Inhibition of tumor necrosis factor-induced apoptosis in transgenic mouse liver expressing creatine kinase.

BACKGROUND

The mitochondrion acts as a pivotal decision center in many types of apoptotic responses. To clarify the effects of the enhanced mitochondrial function on tumor necrosis factoralpha (TNFalpha)-induced apoptosis, we studied hepatic injuries in transgenic mice whose livers express creatine kinase (CK).

METHODS

Mice fed a diet containing 10% creatine, came to accumulate phosphocreatine and to enhance hepatic ATP levels and mitochondrial oxidative phosphorylation activities.
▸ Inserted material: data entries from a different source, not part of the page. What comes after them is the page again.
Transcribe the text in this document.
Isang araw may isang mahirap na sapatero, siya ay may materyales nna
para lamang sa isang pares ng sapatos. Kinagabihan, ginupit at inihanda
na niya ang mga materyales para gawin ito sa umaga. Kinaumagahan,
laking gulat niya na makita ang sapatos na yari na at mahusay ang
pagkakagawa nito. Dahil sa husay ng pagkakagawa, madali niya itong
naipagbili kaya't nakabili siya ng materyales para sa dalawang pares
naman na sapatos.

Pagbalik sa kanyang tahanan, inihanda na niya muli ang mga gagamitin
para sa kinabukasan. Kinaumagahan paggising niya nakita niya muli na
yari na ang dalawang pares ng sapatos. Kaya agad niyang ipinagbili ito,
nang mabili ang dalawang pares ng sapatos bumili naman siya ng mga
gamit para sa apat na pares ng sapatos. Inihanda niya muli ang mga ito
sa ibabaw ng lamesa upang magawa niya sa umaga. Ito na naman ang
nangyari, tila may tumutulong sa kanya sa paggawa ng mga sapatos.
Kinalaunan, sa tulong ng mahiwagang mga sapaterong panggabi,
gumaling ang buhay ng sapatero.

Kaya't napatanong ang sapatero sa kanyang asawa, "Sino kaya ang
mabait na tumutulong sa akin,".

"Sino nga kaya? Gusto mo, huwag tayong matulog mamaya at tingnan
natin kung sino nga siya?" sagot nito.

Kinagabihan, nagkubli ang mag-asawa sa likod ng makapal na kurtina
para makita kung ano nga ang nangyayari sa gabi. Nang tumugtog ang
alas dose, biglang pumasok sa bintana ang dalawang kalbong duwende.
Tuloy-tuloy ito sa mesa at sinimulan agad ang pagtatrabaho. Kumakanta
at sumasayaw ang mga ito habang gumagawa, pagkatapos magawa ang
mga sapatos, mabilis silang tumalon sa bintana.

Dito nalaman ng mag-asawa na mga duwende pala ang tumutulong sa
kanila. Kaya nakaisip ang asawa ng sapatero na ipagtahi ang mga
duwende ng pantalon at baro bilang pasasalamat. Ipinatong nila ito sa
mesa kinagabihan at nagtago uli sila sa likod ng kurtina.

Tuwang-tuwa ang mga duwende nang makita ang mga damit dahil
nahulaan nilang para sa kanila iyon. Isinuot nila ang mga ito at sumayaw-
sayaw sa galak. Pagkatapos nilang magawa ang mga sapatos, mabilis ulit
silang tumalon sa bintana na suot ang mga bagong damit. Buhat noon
TNFalpha-mediated hepatic apoptosis in normally fed and Cr-feeding CK transgenic mice were assessed.

RESULTS

TNFalpha and actinomycin D cause severe liver failure in normally fed transgenic mice, and in the wild-type mice. In contrast, no significant elevations in transaminase levels after injection were observed in Cr feeding transgenic mice. The disruption of the mitochondrial transmembrane potential at 2 h after TNFalpha injection, prior to ATP depletion, activation of caspase 3 like protease, and DNA fragmentation at 4-6 h after injection, were observed in normally fed transgenic mice. These were fully suppressed in Cr feeding transgenic mice. However, anti-Fas antibody-induced apoptosis was not inhibited in both groups.

CONCLUSIONS

The results indicate that TNFalpha-induced apoptosis was inhibited in CK transgenic mice livers by maintaining mitochondrial function.